仮に君と恋をしたなら





「ちょっと待って!」

「山田、今日は大人しくここにいろ。様子ちょいちょい見来るし、弁当もここか外出たとこで食おうぜ」



真山は私の両肩を強く押さえた。



「何言って…そんなの嫌。私なら大丈夫だから、クラスにも委員にも迷惑かけたくないし」



高熱出ようが意地でも倒れないから、そんな除け者参加みたいな体育祭はイヤだ。そんなこと言わないでよ、真山。

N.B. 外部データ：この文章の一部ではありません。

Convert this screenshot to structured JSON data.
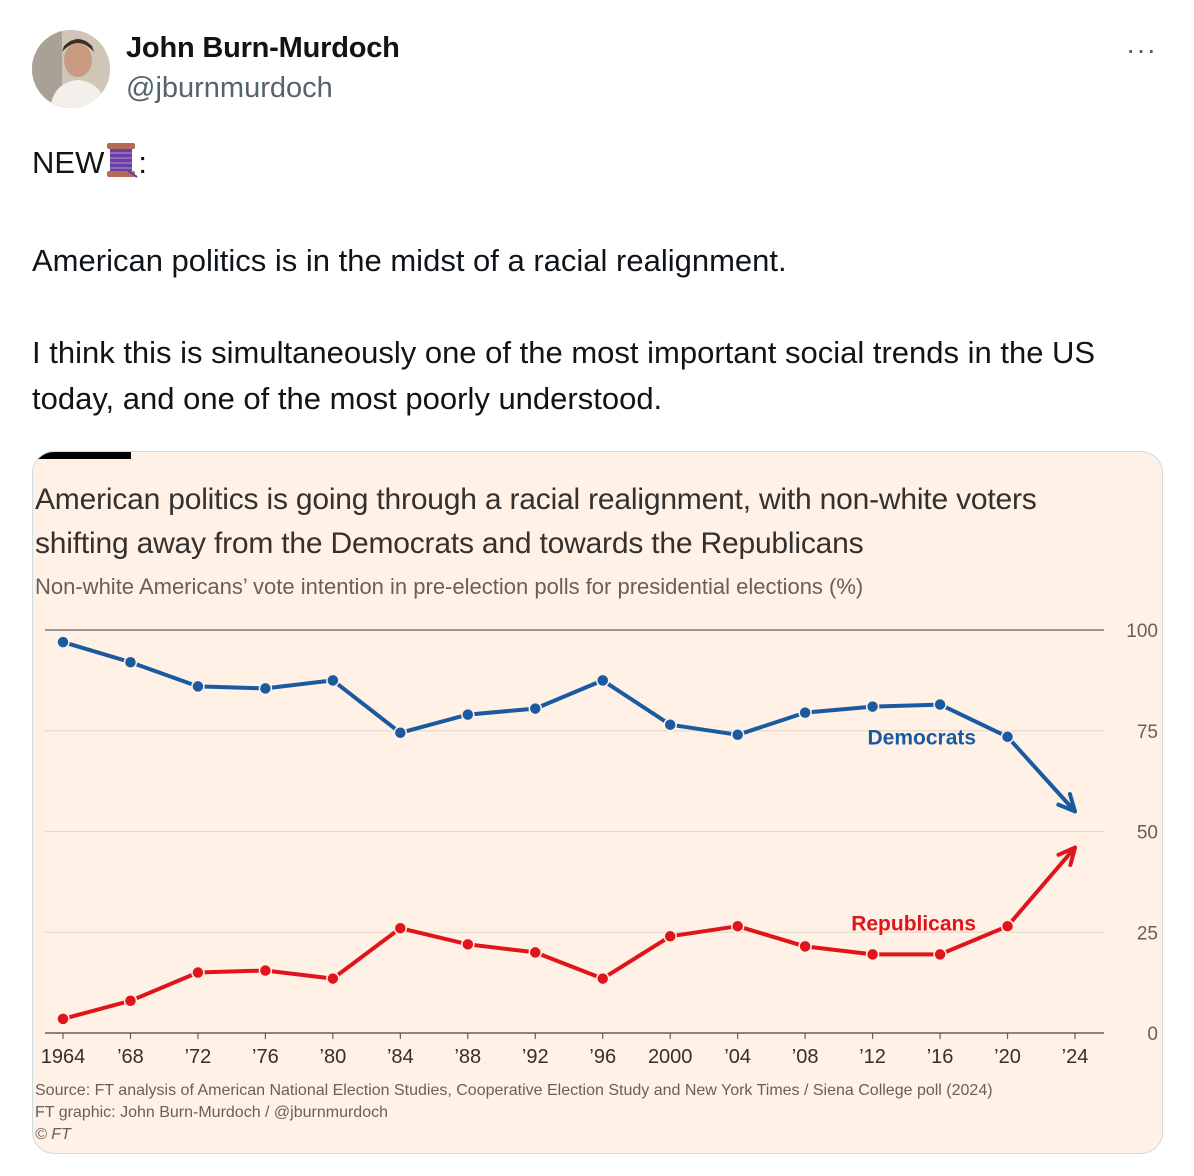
{
  "author": {
    "name": "John Burn-Murdoch",
    "handle": "@jburnmurdoch"
  },
  "more_label": "···",
  "tweet": {
    "line1_prefix": "NEW",
    "line1_suffix": ":",
    "spool_icon": "spool-of-thread-icon",
    "line2": "American politics is in the midst of a racial realignment.",
    "line3": "I think this is simultaneously one of the most important social trends in the US today, and one of the most poorly understood."
  },
  "card": {
    "title": "American politics is going through a racial realignment, with non-white voters shifting away from the Democrats and towards the Republicans",
    "subtitle": "Non-white Americans’ vote intention in pre-election polls for presidential elections (%)",
    "source": "Source: FT analysis of American National Election Studies, Cooperative Election Study and New York Times / Siena College poll (2024)",
    "credit": "FT graphic: John Burn-Murdoch / @jburnmurdoch",
    "copyright": "© FT"
  },
  "chart_data": {
    "type": "line",
    "x": [
      1964,
      1968,
      1972,
      1976,
      1980,
      1984,
      1988,
      1992,
      1996,
      2000,
      2004,
      2008,
      2012,
      2016,
      2020,
      2024
    ],
    "x_tick_labels": [
      "1964",
      "’68",
      "’72",
      "’76",
      "’80",
      "’84",
      "’88",
      "’92",
      "’96",
      "2000",
      "’04",
      "’08",
      "’12",
      "’16",
      "’20",
      "’24"
    ],
    "y_ticks": [
      0,
      25,
      50,
      75,
      100
    ],
    "ylim": [
      0,
      100
    ],
    "y_axis_side": "right",
    "series": [
      {
        "name": "Democrats",
        "color": "#1a5aa0",
        "values": [
          97,
          92,
          86,
          85.5,
          87.5,
          74.5,
          79,
          80.5,
          87.5,
          76.5,
          74,
          79.5,
          81,
          81.5,
          73.5,
          55
        ],
        "last_point_style": "arrow"
      },
      {
        "name": "Republicans",
        "color": "#e0151b",
        "values": [
          3.5,
          8,
          15,
          15.5,
          13.5,
          26,
          22,
          20,
          13.5,
          24,
          26.5,
          21.5,
          19.5,
          19.5,
          26.5,
          46
        ],
        "last_point_style": "arrow"
      }
    ]
  }
}
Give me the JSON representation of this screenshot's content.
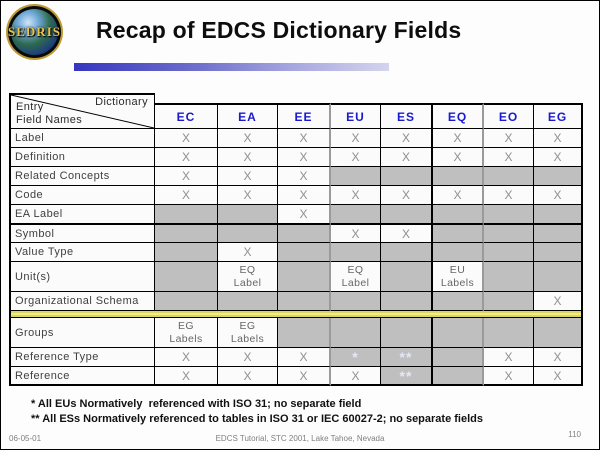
{
  "slide": {
    "title": "Recap of EDCS Dictionary Fields",
    "logo_text": "SEDRIS",
    "footnotes": [
      "* All EUs Normatively  referenced with ISO 31; no separate field",
      "** All ESs Normatively referenced to tables in ISO 31 or IEC 60027-2; no separate fields"
    ],
    "footer": {
      "date": "06-05-01",
      "center": "EDCS Tutorial, STC 2001, Lake Tahoe, Nevada",
      "page": "110"
    }
  },
  "table": {
    "corner": {
      "top_right": "Dictionary",
      "bottom_left": "Entry\nField Names"
    },
    "columns": [
      "EC",
      "EA",
      "EE",
      "EU",
      "ES",
      "EQ",
      "EO",
      "EG"
    ],
    "rows": [
      {
        "label": "Label",
        "cells": [
          "X",
          "X",
          "X",
          "X",
          "X",
          "X",
          "X",
          "X"
        ]
      },
      {
        "label": "Definition",
        "cells": [
          "X",
          "X",
          "X",
          "X",
          "X",
          "X",
          "X",
          "X"
        ]
      },
      {
        "label": "Related Concepts",
        "cells": [
          "X",
          "X",
          "X",
          "",
          "",
          "",
          "",
          ""
        ]
      },
      {
        "label": "Code",
        "cells": [
          "X",
          "X",
          "X",
          "X",
          "X",
          "X",
          "X",
          "X"
        ]
      },
      {
        "label": "EA Label",
        "cells": [
          "",
          "",
          "X",
          "",
          "",
          "",
          "",
          ""
        ]
      },
      {
        "label": "Symbol",
        "cells": [
          "",
          "",
          "",
          "X",
          "X",
          "",
          "",
          ""
        ],
        "thick_top": true
      },
      {
        "label": "Value Type",
        "cells": [
          "",
          "X",
          "",
          "",
          "",
          "",
          "",
          ""
        ]
      },
      {
        "label": "Unit(s)",
        "cells": [
          "",
          "EQ\nLabel",
          "",
          "EQ\nLabel",
          "",
          "EU\nLabels",
          "",
          ""
        ]
      },
      {
        "label": "Organizational Schema",
        "cells": [
          "",
          "",
          "",
          "",
          "",
          "",
          "",
          "X"
        ]
      },
      {
        "separator": true
      },
      {
        "label": "Groups",
        "cells": [
          "EG\nLabels",
          "EG\nLabels",
          "",
          "",
          "",
          "",
          "",
          ""
        ]
      },
      {
        "label": "Reference Type",
        "cells": [
          "X",
          "X",
          "X",
          "*",
          "**",
          "",
          "X",
          "X"
        ]
      },
      {
        "label": "Reference",
        "cells": [
          "X",
          "X",
          "X",
          "X",
          "**",
          "",
          "X",
          "X"
        ]
      }
    ]
  },
  "colors": {
    "header_blue": "#1a1acc",
    "cell_gray": "#bfbfbf",
    "separator_yellow": "#f2ee7d",
    "gradient_start": "#3636c0",
    "gradient_end": "#d4d4ee",
    "logo_gold": "#bf9b30",
    "x_mark": "#8f8f8f"
  }
}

「任せろ!山田の分も俺が頑張るから、ここで応援しててくれよ」



私の分って、真山男子だし女子の代役出来ないじゃん。体育祭委員が美化委員もなんて出来ないじゃん。無理じゃん。

ダメだ、真山に今何を言っても体育祭へ参加させてくれなさそう。ここは一旦、大人しく真山の言う通りに保健室でお世話になっておいて、しれっと抜け出そう。



「…わかった」

「よし」



良しじゃないよ。真山、心配しすぎだよ。熱や風邪なんて以前も何度かあったし、体育祭の時ではなかったけど。その時は、多少の無茶とか見逃してくれたのに。これも恋人ごっこの上での扱いの差なの?ちょっと不自由だな。



「山田、何々出るんだった?」



代役探しか。私は出場予定のものを答えた。